Waiting for blue-sky springtime.

Waiting for the longer days and the feel of earth softening underfoot.

Waiting for the perfume of sap flowing, the unmistakable signature of the pines.

Waiting for the smell of good clean dirt dampened and warmed.

Waiting for greenness and life.

Waiting for moisture. Rain or snow. Either will do.

And that really is what we’re waiting for. Moisture. Some years, the earth is hard with cold right about now, maybe beginning to thaw, maybe even buried under a blanket of white, waking slowly from a long winter. This year, there isn’t enough moisture to freeze or thaw. Passing snow flurries or a smattering of precipitation dampens the dry dirt for a fleeting few hours, but doesn’t heal the wide cracks in the ground, the dryness that drills down, and further down. Everyone gets a little jittery at the smell of smoke.

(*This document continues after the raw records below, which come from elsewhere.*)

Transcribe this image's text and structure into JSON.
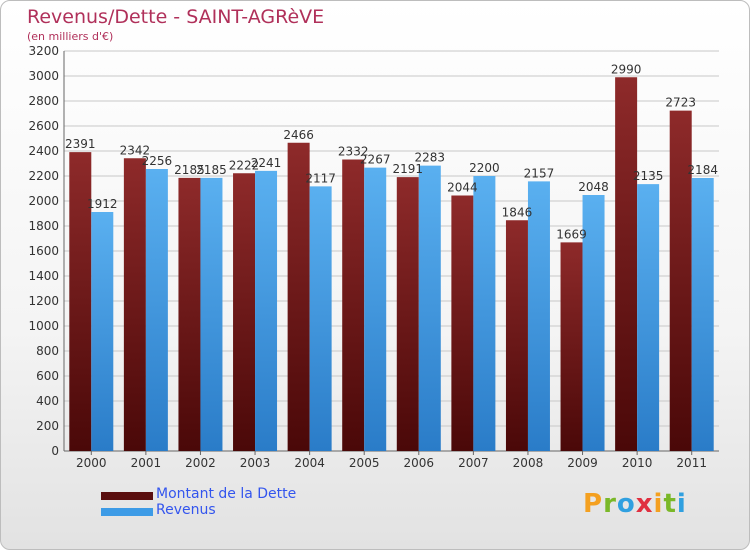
{
  "header": {
    "title": "Revenus/Dette - SAINT-AGRèVE",
    "subtitle": "(en milliers d'€)"
  },
  "colors": {
    "dette": "#7b1c1c",
    "revenus": "#3d9be6",
    "title": "#b0305a",
    "legend_text": "#3355ee"
  },
  "legend": {
    "items": [
      {
        "label": "Montant de la Dette",
        "color": "#5a0e0e"
      },
      {
        "label": "Revenus",
        "color": "#3d9be6"
      }
    ]
  },
  "logo": {
    "text": "Proxiti",
    "letters": [
      {
        "ch": "P",
        "color": "#f4a020"
      },
      {
        "ch": "r",
        "color": "#7ab828"
      },
      {
        "ch": "o",
        "color": "#30a0e0"
      },
      {
        "ch": "x",
        "color": "#e03040"
      },
      {
        "ch": "i",
        "color": "#f4a020"
      },
      {
        "ch": "t",
        "color": "#7ab828"
      },
      {
        "ch": "i",
        "color": "#30a0e0"
      }
    ]
  },
  "chart_data": {
    "type": "bar",
    "title": "Revenus/Dette - SAINT-AGRèVE",
    "subtitle": "(en milliers d'€)",
    "xlabel": "",
    "ylabel": "",
    "ylim": [
      0,
      3200
    ],
    "yticks": [
      0,
      200,
      400,
      600,
      800,
      1000,
      1200,
      1400,
      1600,
      1800,
      2000,
      2200,
      2400,
      2600,
      2800,
      3000,
      3200
    ],
    "grid": true,
    "legend_position": "bottom-left",
    "categories": [
      "2000",
      "2001",
      "2002",
      "2003",
      "2004",
      "2005",
      "2006",
      "2007",
      "2008",
      "2009",
      "2010",
      "2011"
    ],
    "series": [
      {
        "name": "Montant de la Dette",
        "values": [
          2391,
          2342,
          2185,
          2222,
          2466,
          2332,
          2191,
          2044,
          1846,
          1669,
          2990,
          2723
        ]
      },
      {
        "name": "Revenus",
        "values": [
          1912,
          2256,
          2185,
          2241,
          2117,
          2267,
          2283,
          2200,
          2157,
          2048,
          2135,
          2184
        ]
      }
    ]
  }
}
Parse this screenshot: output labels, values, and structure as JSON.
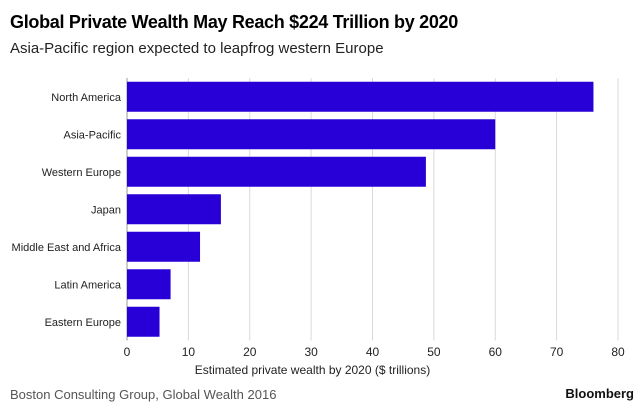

Whirlwinds skim across the pastures, winter-barren, drought-dry, twisting what’s left of last year’s grasses. Not a hint of green is showing yet, in spite of the unseasonal weather.

But we know from experience how fast all of that can change, in these in-between months of almost-but-not-yet springtime. How quickly the skies can build and bring moisture in from elsewhere, blessed moisture, blessed relief. We know how fast a heavy snow can pile up drifts and replenish dams and change the trajectory of the coming months. How quickly the landscape can soften with the first shoots of green.

Moisture means hope. It means grass for the cattle and water in the dams and the promise of a harvest. It means life and fruitfulness and safety. And not just for this year, but for the next. Green or dry, one year affects the next. Good water in the dams, good grass in the pastures, and well-summered cattle handle winter better, handle calving better, and the next year’s calf crop fares better as well. And this year’s calves are the mamas two years from now. When a rancher worries over lack of rain, it isn’t just right now that he’s concerned about.

But springtime is a promise. And a reminder of a promise. A promise made nearly at the beginning of time, in the book of Genesis, that “while the earth remains, seedtime and harvest, cold and heat, summer and winter, day and night, shall not cease.” Because of the One who made the promise, year after year, springtime comes. Year after year, the seasons shift and change, and without fail each season comes as it should. Not always in the exact manner we would prefer, if we had the power to ordain snowfall and rainfall. Sometimes we wait and pray and wait some more. But the seasons persist because God the Creator says that they should.

This isn’t the first drought. This isn’t the first dry winter. This isn’t the first uncertain springtime. And yet, there continue to be cattle on these hills and prairies. There continues to be fruitful life and harvest. The springtime always comes, and the summer after.

And so we watch the skies, and wait.